Contextual Text Embeddings for Twi
This work addresses the problem of limited NLP resources for low-resource languages like Twi, benefiting researchers and developers in Ghana and similar contexts, though it is incremental as it applies existing methods to a new language.
The paper tackled the lack of transformer-based language models for Ghanaian languages by developing the first such models for Twi (Akan), specifically for Akuapem and Asante dialects, resulting in open-source models like ABENA and BAKO that enable applications such as Named Entity Recognition and Sentiment Analysis.

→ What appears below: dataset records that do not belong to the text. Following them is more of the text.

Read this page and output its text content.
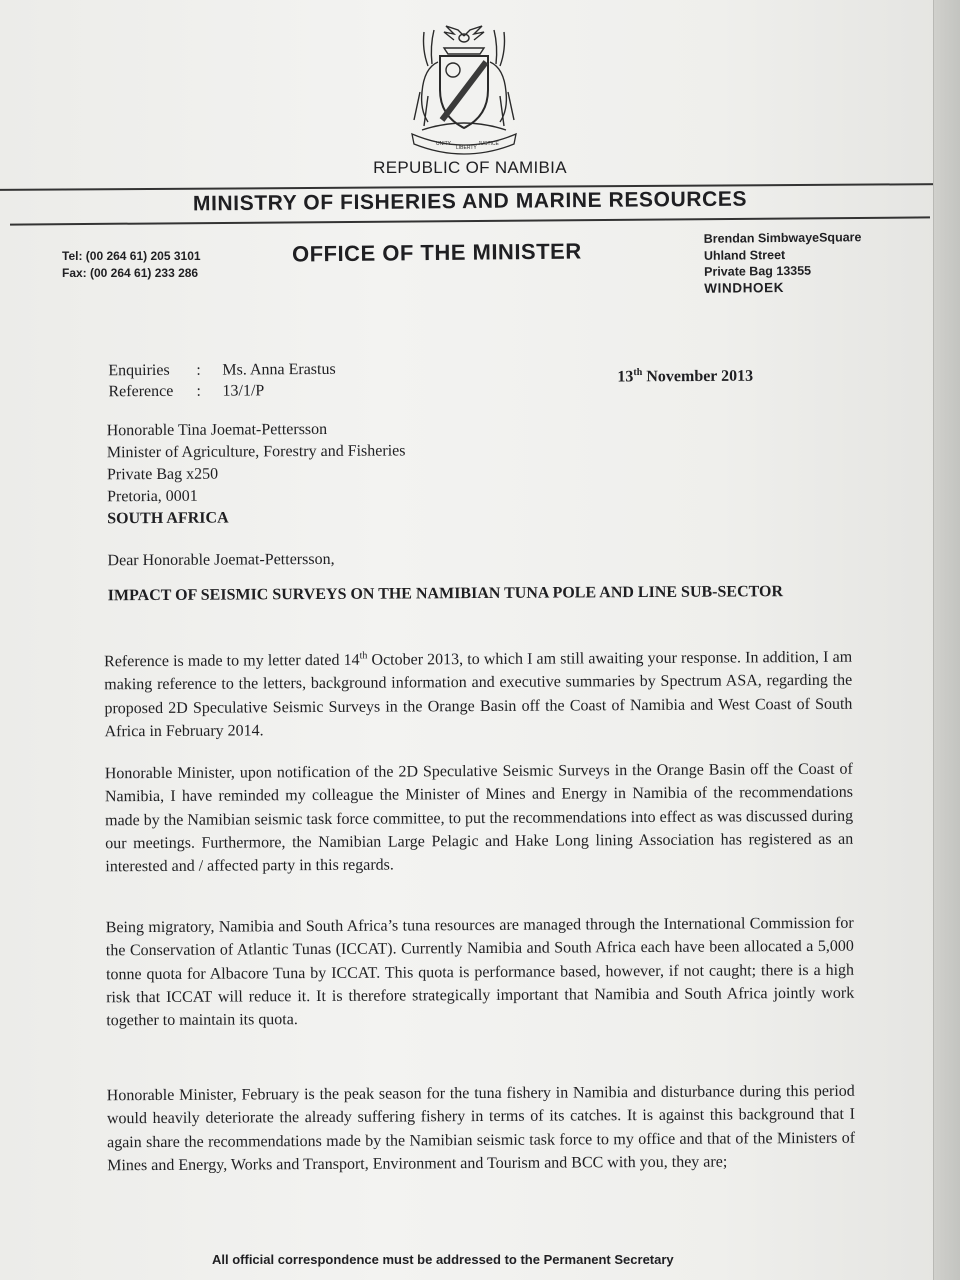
UNITY
LIBERTY
JUSTICE
REPUBLIC OF NAMIBIA
MINISTRY OF FISHERIES AND MARINE RESOURCES
Tel: (00 264 61) 205 3101
Fax: (00 264 61) 233 286
OFFICE OF THE MINISTER
Brendan SimbwayeSquare
Uhland Street
Private Bag 13355
WINDHOEK
Enquiries	:	Ms. Anna Erastus
Reference	:	13/1/P
13th November 2013
Honorable Tina Joemat-Pettersson
Minister of Agriculture, Forestry and Fisheries
Private Bag x250
Pretoria, 0001
SOUTH AFRICA
Dear Honorable Joemat-Pettersson,
IMPACT OF SEISMIC SURVEYS ON THE NAMIBIAN TUNA POLE AND LINE SUB-SECTOR
Reference is made to my letter dated 14th October 2013, to which I am still awaiting your response. In addition, I am making reference to the letters, background information and executive summaries by Spectrum ASA, regarding the proposed 2D Speculative Seismic Surveys in the Orange Basin off the Coast of Namibia and West Coast of South Africa in February 2014.
Honorable Minister, upon notification of the 2D Speculative Seismic Surveys in the Orange Basin off the Coast of Namibia, I have reminded my colleague the Minister of Mines and Energy in Namibia of the recommendations made by the Namibian seismic task force committee, to put the recommendations into effect as was discussed during our meetings. Furthermore, the Namibian Large Pelagic and Hake Long lining Association has registered as an interested and / affected party in this regards.
Being migratory, Namibia and South Africa’s tuna resources are managed through the International Commission for the Conservation of Atlantic Tunas (ICCAT). Currently Namibia and South Africa each have been allocated a 5,000 tonne quota for Albacore Tuna by ICCAT. This quota is performance based, however, if not caught; there is a high risk that ICCAT will reduce it. It is therefore strategically important that Namibia and South Africa jointly work together to maintain its quota.
Honorable Minister, February is the peak season for the tuna fishery in Namibia and disturbance during this period would heavily deteriorate the already suffering fishery in terms of its catches. It is against this background that I again share the recommendations made by the Namibian seismic task force to my office and that of the Ministers of Mines and Energy, Works and Transport, Environment and Tourism and BCC with you, they are;
All official correspondence must be addressed to the Permanent Secretary
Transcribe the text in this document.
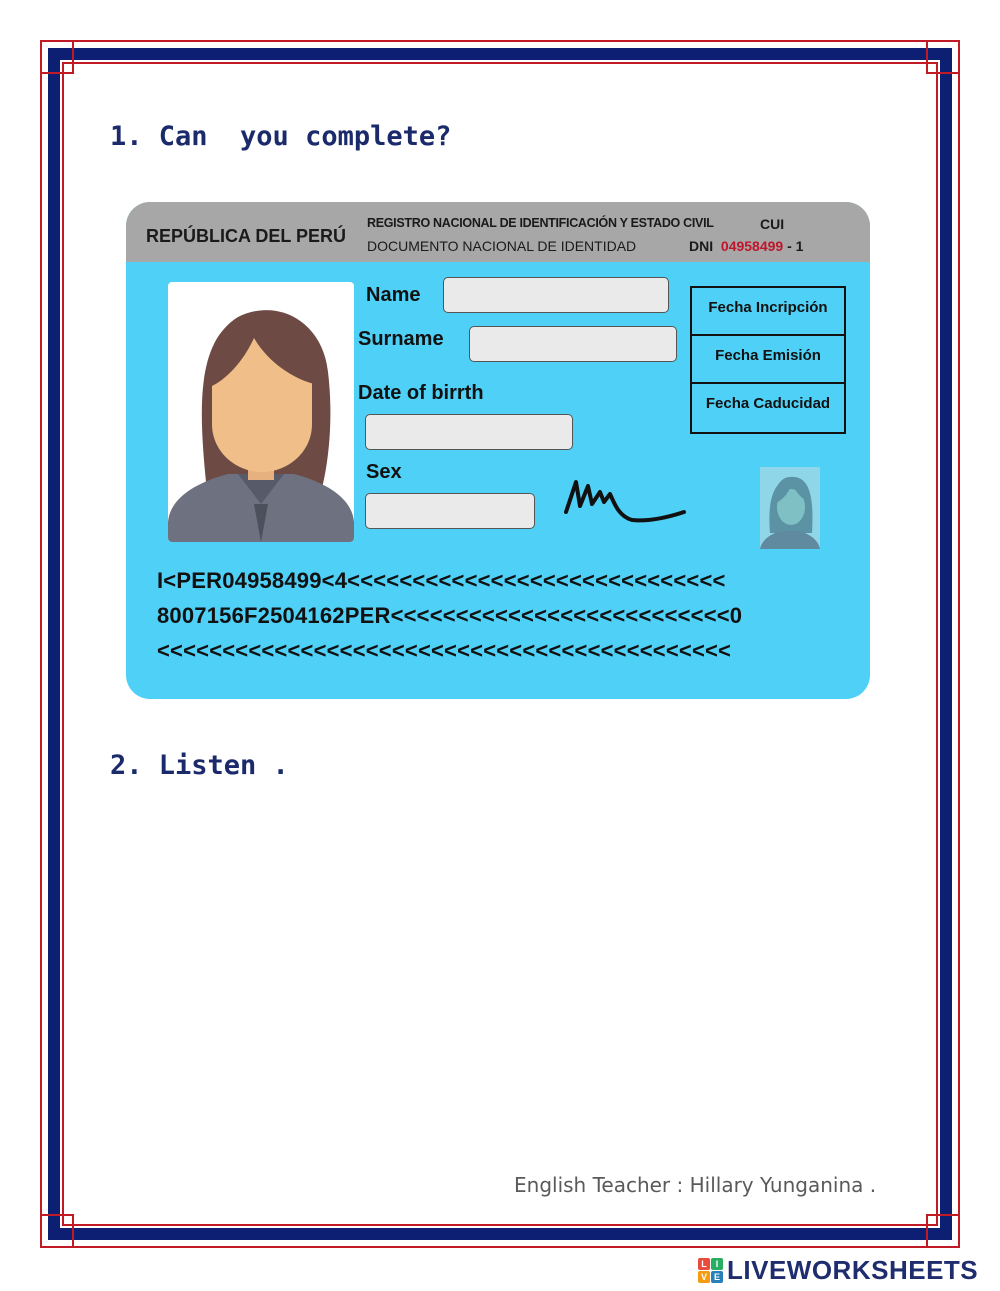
1. Can  you complete?
REPÚBLICA DEL PERÚ
REGISTRO NACIONAL DE IDENTIFICACIÓN Y ESTADO CIVIL
DOCUMENTO NACIONAL DE IDENTIDAD
CUI
DNI 04958499 - 1
Name
Surname
Date of birrth
Sex
Fecha Incripción
Fecha Emisión
Fecha Caducidad
I<PER04958499<4<<<<<<<<<<<<<<<<<<<<<<<<<<<<<
8007156F2504162PER<<<<<<<<<<<<<<<<<<<<<<<<<<0
<<<<<<<<<<<<<<<<<<<<<<<<<<<<<<<<<<<<<<<<<<<<
2. Listen .
English Teacher : Hillary Yunganina .
L I
V E LIVEWORKSHEETS
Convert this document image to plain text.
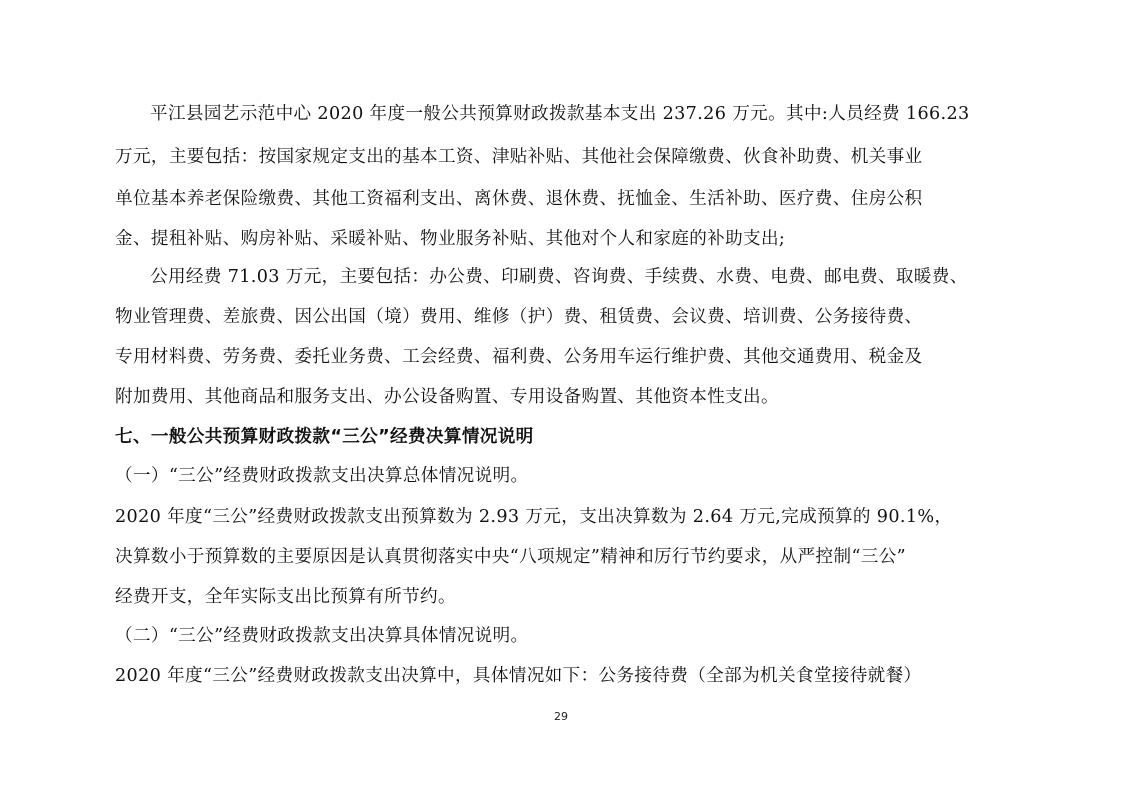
平江县园艺示范中心 2020 年度一般公共预算财政拨款基本支出 237.26 万元。其中:人员经费 166.23
万元，主要包括：按国家规定支出的基本工资、津贴补贴、其他社会保障缴费、伙食补助费、机关事业
单位基本养老保险缴费、其他工资福利支出、离休费、退休费、抚恤金、生活补助、医疗费、住房公积
金、提租补贴、购房补贴、采暖补贴、物业服务补贴、其他对个人和家庭的补助支出;
公用经费 71.03 万元，主要包括：办公费、印刷费、咨询费、手续费、水费、电费、邮电费、取暖费、
物业管理费、差旅费、因公出国（境）费用、维修（护）费、租赁费、会议费、培训费、公务接待费、
专用材料费、劳务费、委托业务费、工会经费、福利费、公务用车运行维护费、其他交通费用、税金及
附加费用、其他商品和服务支出、办公设备购置、专用设备购置、其他资本性支出。
七、一般公共预算财政拨款“三公”经费决算情况说明
（一）“三公”经费财政拨款支出决算总体情况说明。
2020 年度“三公”经费财政拨款支出预算数为 2.93 万元，支出决算数为 2.64 万元,完成预算的 90.1%，
决算数小于预算数的主要原因是认真贯彻落实中央“八项规定”精神和厉行节约要求，从严控制“三公”
经费开支，全年实际支出比预算有所节约。
（二）“三公”经费财政拨款支出决算具体情况说明。
2020 年度“三公”经费财政拨款支出决算中，具体情况如下：公务接待费（全部为机关食堂接待就餐）
29
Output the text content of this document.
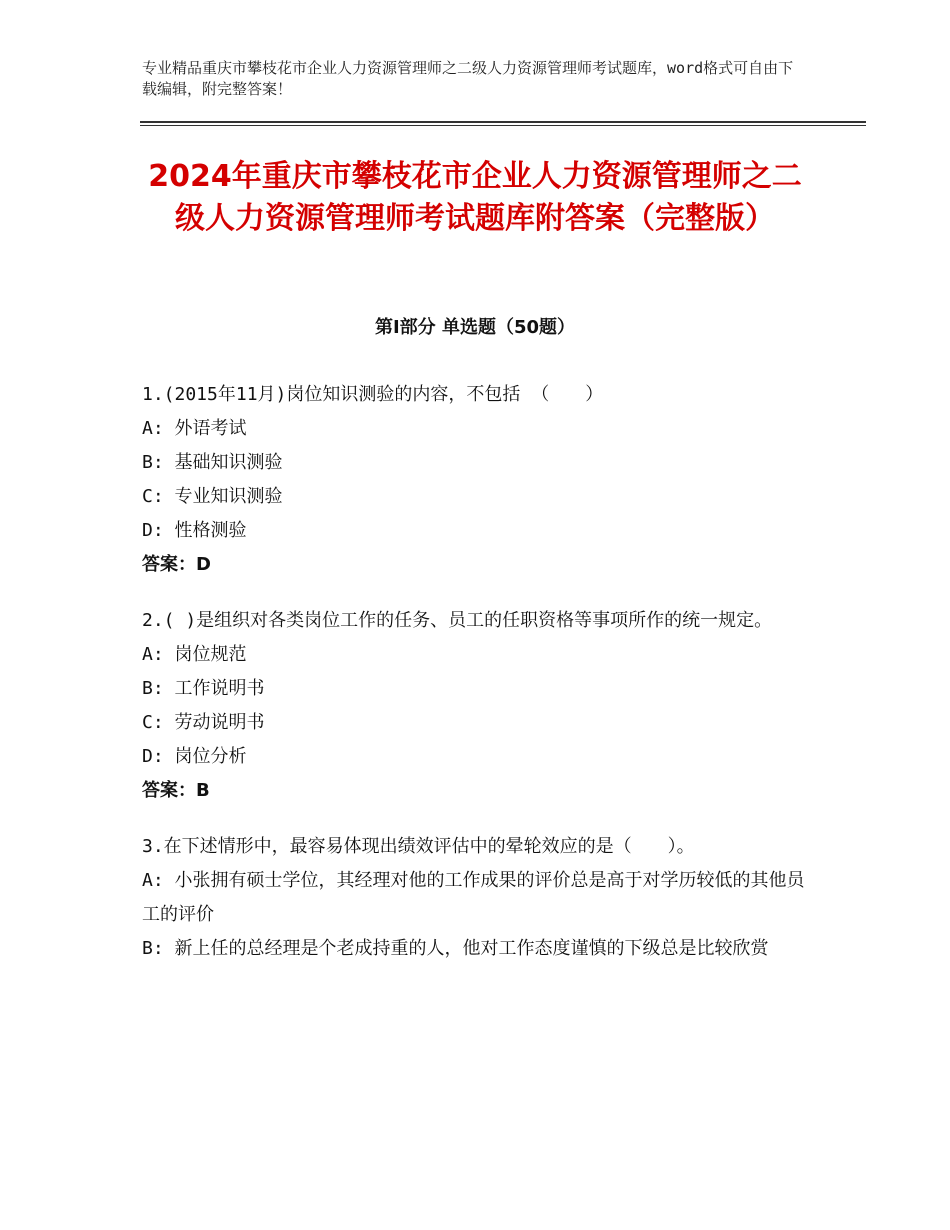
专业精品重庆市攀枝花市企业人力资源管理师之二级人力资源管理师考试题库，word格式可自由下载编辑，附完整答案！
2024年重庆市攀枝花市企业人力资源管理师之二级人力资源管理师考试题库附答案（完整版）
第Ⅰ部分 单选题（50题）
1.(2015年11月)岗位知识测验的内容，不包括 （　　）
A: 外语考试
B: 基础知识测验
C: 专业知识测验
D: 性格测验
答案：D
2.( )是组织对各类岗位工作的任务、员工的任职资格等事项所作的统一规定。
A: 岗位规范
B: 工作说明书
C: 劳动说明书
D: 岗位分析
答案：B
3.在下述情形中，最容易体现出绩效评估中的晕轮效应的是（　　）。
A: 小张拥有硕士学位，其经理对他的工作成果的评价总是高于对学历较低的其他员工的评价
B: 新上任的总经理是个老成持重的人，他对工作态度谨慎的下级总是比较欣赏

Transformer-based language models have been changing the modern Natural Language Processing (NLP) landscape for high-resource languages such as English, Chinese, Russian, etc. However, this technology does not yet exist for any Ghanaian language. In this paper, we introduce the first of such models for Twi or Akan, the most widely spoken Ghanaian language. The specific contribution of this research work is the development of several pretrained transformer language models for the Akuapem and Asante dialects of Twi, paving the way for advances in application areas such as Named Entity Recognition (NER), Neural Machine Translation (NMT), Sentiment Analysis (SA) and Part-of-Speech (POS) tagging. Specifically, we introduce four different flavours of ABENA -- A BERT model Now in Akan that is fine-tuned on a set of Akan corpora, and BAKO - BERT with Akan Knowledge only, which is trained from scratch. We open-source the model through the Hugging Face model hub and demonstrate its use via a simple sentiment classification example.